Italiani all’estero, la storia italiana riapre a New York – di Roberto Zanni

Ci sono pezzi di storia italiana indelebili negli Stati Uniti. Ma spesso i ricordi, anche quelli incancellabili, vengono coperti dalla polvere, ma nonostante tutto non possono essere dimenticati, mai. E ci sono emigranti italiani, tanti, che hanno contribuito in modo incredibile alla costruzione della cultura italiana negli Stati Uniti. Sante Fortunato Vanni è uno di questi. Arrivava dalla Sicilia, da Caltagirone, e nel 1884 al 584 di West Broadway aprì un centro culturale italiano, diventato immediatamente celebre.

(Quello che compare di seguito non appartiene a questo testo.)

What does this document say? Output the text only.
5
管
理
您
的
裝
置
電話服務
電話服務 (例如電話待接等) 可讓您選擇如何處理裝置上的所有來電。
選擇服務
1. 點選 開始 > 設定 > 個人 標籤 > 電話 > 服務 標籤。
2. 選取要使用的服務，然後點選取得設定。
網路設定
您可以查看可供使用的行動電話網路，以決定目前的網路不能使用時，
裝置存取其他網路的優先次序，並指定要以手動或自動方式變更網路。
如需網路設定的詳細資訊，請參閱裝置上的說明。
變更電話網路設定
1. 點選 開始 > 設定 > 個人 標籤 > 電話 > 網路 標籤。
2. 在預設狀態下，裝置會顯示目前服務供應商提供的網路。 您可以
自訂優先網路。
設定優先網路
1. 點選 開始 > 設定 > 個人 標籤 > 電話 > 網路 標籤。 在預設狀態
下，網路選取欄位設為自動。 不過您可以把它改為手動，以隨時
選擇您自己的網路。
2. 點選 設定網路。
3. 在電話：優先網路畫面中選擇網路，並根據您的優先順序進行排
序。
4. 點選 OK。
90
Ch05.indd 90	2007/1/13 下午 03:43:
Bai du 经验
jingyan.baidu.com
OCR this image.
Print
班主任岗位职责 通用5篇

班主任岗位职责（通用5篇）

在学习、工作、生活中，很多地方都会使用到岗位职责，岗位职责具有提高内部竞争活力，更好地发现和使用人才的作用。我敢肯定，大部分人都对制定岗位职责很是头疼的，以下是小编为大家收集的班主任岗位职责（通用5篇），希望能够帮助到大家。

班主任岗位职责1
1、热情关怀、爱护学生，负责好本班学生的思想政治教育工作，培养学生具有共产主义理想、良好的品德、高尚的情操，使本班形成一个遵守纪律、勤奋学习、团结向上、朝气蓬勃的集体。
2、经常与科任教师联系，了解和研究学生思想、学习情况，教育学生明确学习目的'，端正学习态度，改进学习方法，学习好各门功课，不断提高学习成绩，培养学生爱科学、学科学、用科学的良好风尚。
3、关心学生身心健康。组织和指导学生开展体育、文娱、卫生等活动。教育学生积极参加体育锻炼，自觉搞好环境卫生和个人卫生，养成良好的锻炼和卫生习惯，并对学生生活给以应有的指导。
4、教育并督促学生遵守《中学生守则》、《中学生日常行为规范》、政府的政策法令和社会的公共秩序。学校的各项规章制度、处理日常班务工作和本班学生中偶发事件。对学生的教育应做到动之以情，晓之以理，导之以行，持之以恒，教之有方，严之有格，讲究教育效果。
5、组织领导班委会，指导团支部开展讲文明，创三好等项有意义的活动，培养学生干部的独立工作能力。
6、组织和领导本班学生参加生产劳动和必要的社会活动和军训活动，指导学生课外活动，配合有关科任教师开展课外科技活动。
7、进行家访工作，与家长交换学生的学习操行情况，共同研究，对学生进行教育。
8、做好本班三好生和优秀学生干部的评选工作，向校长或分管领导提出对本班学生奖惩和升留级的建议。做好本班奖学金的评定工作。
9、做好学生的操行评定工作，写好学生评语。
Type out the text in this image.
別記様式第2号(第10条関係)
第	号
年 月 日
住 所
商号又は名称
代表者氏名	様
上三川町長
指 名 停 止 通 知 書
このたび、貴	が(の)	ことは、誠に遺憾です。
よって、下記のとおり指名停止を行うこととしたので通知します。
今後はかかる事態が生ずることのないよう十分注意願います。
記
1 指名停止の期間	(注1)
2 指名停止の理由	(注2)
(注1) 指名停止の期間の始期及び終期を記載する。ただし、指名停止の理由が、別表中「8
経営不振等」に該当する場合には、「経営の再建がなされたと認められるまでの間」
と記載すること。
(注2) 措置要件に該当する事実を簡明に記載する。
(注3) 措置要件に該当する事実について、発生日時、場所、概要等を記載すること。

Si trattava infatti della prima libreria italiana degli Stati Uniti, una pietra miliare, un punto di riferimento.

Prima di S.F. Vanni non c’era nient’altro, poi ecco il librario siciliano, che nel tempo si trasformò anche in scrivano. Lì vendeva libri, cartoline, riviste. Ma c’erano i classici italiani, e la popolarità di tanti nostri scrittori negli USA fu dovuta anche all’opera, al lavoro, oscuro, di questo pioniere. Vanni vendeva libri, ma li stampava anche, assieme a biglietti da visita, santini per la diocesi, insomma un po’ di tutto, come si usava una volta. Non era ancora finito l’Ottocento che la libreria di Sante Fortunato Vanni si era già trasformata in un piccolo, ma importante, punto tricolore in quella New York che stava per approdare nel Novecento.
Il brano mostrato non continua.